I hear social conservatives say that they’ve said for years that they would never vote for someone who is pro-choice. However, they never imagined that a pro-choice president could give them a pro-life Supreme Court that would overturn Roe v. Wade.
I hear some say they cannot support a president who does not support a federal marriage amendment. They may forget all the other ways that marriage can be protected, and that since the president does not sign a constitutional amendment, the top question is whether such an amendment can get the votes in Congress and the states.
I hear some say they could never trust someone who supported the McCain-Feingold campaign finance law. They forget that they’ve been pleased overall by the president who signed that law. President Bush could have vetoed it, but he didn’t.
Conservatives who have worked to end abortion and have Roe v. Wade overruled cannot lose sight of what is at stake in this election. The winner will shape the Supreme Court with the appointment of at least two justices. Conservatives should have no doubt that Hillary Clinton will appoint Roe v. Wade friendly justices who will keep abortion legal for at least the next generation.

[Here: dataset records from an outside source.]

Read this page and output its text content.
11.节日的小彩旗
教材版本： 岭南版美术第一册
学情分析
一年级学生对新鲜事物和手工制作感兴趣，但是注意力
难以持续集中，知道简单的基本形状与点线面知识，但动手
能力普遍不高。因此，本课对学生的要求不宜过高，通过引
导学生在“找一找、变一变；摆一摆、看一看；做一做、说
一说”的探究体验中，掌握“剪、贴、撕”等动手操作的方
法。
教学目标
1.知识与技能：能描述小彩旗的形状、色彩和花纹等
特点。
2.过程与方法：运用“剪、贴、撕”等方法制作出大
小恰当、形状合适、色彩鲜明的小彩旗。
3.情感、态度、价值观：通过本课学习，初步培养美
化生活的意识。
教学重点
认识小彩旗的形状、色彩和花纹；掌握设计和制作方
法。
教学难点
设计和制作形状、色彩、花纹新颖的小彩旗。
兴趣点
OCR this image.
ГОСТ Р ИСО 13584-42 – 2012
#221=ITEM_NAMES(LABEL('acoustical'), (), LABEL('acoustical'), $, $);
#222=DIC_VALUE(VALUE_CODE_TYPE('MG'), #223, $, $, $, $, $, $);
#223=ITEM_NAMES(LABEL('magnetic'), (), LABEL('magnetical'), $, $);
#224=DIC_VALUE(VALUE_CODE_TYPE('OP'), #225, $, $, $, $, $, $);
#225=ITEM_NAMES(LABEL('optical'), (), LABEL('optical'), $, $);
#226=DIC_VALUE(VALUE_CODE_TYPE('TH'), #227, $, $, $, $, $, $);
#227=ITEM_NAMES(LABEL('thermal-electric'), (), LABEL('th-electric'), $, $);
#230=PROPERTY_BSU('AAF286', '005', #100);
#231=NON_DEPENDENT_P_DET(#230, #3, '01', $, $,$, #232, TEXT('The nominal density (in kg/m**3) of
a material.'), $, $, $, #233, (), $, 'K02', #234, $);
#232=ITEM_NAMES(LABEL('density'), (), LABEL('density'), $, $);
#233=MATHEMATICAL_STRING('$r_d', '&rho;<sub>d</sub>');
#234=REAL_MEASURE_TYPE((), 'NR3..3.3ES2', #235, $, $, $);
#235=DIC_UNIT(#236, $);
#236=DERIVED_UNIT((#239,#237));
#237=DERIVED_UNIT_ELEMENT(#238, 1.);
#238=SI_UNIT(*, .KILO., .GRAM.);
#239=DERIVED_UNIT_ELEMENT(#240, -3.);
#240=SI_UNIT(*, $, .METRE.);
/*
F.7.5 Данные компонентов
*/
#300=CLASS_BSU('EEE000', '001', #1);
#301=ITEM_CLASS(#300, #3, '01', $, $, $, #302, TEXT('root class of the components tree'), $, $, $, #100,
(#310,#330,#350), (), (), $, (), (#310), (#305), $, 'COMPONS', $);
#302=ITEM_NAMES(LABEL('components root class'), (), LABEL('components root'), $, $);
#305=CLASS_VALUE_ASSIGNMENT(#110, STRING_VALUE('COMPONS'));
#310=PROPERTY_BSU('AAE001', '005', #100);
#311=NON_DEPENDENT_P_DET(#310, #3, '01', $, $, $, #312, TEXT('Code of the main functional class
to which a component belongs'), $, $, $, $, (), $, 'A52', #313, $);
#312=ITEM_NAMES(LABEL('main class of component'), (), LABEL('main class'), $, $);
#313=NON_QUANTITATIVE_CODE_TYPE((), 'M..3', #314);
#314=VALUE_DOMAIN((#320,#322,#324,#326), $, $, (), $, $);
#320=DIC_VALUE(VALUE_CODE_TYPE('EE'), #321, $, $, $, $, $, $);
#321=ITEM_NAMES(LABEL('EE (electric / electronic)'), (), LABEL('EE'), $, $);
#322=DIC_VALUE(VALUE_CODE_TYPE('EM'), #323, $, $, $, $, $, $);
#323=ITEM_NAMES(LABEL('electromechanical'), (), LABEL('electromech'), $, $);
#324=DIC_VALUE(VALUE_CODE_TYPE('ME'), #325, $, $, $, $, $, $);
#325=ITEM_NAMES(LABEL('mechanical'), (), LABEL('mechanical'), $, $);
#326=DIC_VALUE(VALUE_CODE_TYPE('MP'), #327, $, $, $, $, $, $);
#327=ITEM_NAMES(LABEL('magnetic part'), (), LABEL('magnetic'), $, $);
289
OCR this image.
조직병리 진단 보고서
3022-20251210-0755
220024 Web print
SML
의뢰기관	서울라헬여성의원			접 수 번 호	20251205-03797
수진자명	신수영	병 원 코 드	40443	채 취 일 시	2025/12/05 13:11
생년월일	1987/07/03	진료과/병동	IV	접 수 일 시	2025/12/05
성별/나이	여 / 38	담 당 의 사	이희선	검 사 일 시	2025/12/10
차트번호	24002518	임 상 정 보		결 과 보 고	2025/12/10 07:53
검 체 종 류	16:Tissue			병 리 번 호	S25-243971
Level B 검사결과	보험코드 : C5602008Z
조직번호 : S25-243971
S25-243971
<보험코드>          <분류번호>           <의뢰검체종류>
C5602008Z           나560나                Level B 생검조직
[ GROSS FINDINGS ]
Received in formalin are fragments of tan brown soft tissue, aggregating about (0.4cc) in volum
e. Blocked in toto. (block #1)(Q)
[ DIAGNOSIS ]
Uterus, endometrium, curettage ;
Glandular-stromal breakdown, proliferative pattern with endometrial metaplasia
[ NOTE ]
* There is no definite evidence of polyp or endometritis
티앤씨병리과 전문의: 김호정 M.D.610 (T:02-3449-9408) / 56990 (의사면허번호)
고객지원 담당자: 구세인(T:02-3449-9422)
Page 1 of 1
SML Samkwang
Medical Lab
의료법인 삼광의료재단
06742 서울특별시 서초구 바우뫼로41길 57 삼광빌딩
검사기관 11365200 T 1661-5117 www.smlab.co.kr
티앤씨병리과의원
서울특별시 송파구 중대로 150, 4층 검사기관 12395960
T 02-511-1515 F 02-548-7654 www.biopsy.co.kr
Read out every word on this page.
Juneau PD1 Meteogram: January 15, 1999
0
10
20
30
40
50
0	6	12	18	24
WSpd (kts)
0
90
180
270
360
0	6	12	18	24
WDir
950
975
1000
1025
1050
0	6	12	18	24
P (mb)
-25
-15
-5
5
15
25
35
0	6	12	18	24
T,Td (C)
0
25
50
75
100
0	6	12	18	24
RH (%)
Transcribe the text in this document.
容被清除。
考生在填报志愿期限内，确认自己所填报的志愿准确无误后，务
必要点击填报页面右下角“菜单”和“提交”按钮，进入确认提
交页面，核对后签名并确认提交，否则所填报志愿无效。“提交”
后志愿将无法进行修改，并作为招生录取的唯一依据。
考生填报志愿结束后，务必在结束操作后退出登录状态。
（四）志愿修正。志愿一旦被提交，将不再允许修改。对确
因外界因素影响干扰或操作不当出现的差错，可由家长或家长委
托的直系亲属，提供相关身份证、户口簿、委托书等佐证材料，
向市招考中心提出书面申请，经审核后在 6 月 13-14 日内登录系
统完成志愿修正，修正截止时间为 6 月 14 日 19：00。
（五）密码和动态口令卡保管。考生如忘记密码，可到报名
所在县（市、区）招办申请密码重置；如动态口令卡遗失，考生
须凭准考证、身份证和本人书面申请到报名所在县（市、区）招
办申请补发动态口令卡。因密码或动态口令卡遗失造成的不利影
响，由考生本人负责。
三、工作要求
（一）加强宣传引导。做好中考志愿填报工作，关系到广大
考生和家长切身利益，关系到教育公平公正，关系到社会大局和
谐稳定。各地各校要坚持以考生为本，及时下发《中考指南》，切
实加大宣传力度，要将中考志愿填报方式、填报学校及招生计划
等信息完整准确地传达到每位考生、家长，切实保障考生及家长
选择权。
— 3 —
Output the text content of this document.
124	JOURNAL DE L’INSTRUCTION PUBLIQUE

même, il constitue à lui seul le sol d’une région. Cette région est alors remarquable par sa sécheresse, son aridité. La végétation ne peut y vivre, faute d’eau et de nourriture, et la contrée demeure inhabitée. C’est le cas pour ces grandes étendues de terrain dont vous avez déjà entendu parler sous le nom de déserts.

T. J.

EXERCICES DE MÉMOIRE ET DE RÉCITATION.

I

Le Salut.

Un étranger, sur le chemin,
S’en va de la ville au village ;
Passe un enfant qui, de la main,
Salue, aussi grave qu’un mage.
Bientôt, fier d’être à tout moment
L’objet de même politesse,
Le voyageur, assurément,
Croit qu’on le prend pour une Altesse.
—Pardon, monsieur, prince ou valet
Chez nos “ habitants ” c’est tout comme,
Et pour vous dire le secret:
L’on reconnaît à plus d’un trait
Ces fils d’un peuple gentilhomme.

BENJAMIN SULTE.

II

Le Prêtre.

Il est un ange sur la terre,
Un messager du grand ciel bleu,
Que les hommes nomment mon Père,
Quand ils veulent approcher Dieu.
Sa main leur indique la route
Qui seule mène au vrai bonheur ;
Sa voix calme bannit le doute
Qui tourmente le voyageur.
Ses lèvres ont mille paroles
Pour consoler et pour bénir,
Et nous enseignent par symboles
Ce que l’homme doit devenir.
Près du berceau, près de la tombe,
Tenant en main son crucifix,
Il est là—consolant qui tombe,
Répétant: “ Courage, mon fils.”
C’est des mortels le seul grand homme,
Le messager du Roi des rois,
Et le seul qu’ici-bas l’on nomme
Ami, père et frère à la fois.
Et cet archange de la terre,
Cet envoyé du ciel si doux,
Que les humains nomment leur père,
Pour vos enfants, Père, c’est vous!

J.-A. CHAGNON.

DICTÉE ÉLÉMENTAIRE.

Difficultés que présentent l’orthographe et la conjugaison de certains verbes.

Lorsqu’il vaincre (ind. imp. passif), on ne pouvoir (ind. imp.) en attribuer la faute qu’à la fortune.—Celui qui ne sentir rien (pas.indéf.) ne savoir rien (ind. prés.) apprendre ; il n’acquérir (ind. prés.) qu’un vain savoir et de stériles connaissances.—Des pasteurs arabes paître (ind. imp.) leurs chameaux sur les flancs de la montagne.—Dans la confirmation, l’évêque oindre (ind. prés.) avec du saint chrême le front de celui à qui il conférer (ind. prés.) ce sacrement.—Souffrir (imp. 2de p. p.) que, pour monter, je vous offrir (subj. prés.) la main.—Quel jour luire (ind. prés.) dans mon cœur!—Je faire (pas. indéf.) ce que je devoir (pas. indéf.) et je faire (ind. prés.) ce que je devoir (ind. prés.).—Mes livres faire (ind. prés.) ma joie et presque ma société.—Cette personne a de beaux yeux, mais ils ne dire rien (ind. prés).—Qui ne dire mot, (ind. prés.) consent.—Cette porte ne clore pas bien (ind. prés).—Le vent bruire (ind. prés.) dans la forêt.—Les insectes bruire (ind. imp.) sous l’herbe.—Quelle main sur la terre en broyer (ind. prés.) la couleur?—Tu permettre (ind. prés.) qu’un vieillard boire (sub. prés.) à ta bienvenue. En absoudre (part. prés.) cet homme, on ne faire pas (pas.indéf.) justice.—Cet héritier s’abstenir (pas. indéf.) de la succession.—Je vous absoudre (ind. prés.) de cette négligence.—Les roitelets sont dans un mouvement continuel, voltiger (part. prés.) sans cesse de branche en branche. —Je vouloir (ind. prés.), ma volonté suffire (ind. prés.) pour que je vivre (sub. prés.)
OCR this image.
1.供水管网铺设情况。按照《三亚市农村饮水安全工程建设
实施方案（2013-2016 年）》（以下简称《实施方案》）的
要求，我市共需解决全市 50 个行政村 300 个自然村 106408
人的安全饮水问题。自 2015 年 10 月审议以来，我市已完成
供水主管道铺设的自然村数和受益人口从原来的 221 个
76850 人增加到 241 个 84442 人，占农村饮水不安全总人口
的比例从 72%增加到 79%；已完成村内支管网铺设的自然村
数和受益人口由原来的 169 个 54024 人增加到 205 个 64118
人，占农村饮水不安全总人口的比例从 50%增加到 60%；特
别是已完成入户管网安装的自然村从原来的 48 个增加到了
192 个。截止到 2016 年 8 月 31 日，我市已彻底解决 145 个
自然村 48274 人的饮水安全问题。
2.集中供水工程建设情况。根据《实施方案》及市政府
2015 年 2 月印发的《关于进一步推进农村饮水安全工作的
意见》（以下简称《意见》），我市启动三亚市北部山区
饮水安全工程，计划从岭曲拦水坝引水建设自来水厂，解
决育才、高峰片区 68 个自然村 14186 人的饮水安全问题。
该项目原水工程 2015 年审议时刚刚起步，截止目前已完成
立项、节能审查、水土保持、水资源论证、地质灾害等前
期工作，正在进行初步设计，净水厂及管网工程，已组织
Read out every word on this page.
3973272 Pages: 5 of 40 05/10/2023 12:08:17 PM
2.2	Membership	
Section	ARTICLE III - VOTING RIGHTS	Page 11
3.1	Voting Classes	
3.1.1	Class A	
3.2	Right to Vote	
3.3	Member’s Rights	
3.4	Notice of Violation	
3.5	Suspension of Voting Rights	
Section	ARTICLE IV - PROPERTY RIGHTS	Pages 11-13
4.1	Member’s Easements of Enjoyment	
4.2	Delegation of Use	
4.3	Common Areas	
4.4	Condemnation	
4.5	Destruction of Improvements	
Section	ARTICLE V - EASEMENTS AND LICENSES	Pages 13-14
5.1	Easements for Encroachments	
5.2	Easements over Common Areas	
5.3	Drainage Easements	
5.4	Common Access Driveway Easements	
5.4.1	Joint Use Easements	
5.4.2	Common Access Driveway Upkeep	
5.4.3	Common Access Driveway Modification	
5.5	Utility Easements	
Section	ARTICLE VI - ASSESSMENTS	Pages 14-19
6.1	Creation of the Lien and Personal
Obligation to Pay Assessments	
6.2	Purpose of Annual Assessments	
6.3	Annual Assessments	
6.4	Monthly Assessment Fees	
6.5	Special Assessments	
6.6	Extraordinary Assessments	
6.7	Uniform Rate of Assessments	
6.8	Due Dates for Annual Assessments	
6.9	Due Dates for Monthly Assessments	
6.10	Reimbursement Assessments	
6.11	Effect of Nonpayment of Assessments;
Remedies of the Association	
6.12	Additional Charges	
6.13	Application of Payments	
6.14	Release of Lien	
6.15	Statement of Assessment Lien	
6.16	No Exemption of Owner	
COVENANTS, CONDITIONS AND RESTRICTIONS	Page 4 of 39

Everyone should back whatever candidate best suits them in the primary. At the end of the primary season, it will be one Republican who will take on Mrs. Clinton, the presumptive Democratic nominee.
So let’s ask tough questions. And then let’s secure important promises from the eventual nominee — Romney, Thompson, McCain or Giuliani. Social conservatives can’t protect the unborn, traditional marriage and the Second Amendment if they shut themselves out of the debate.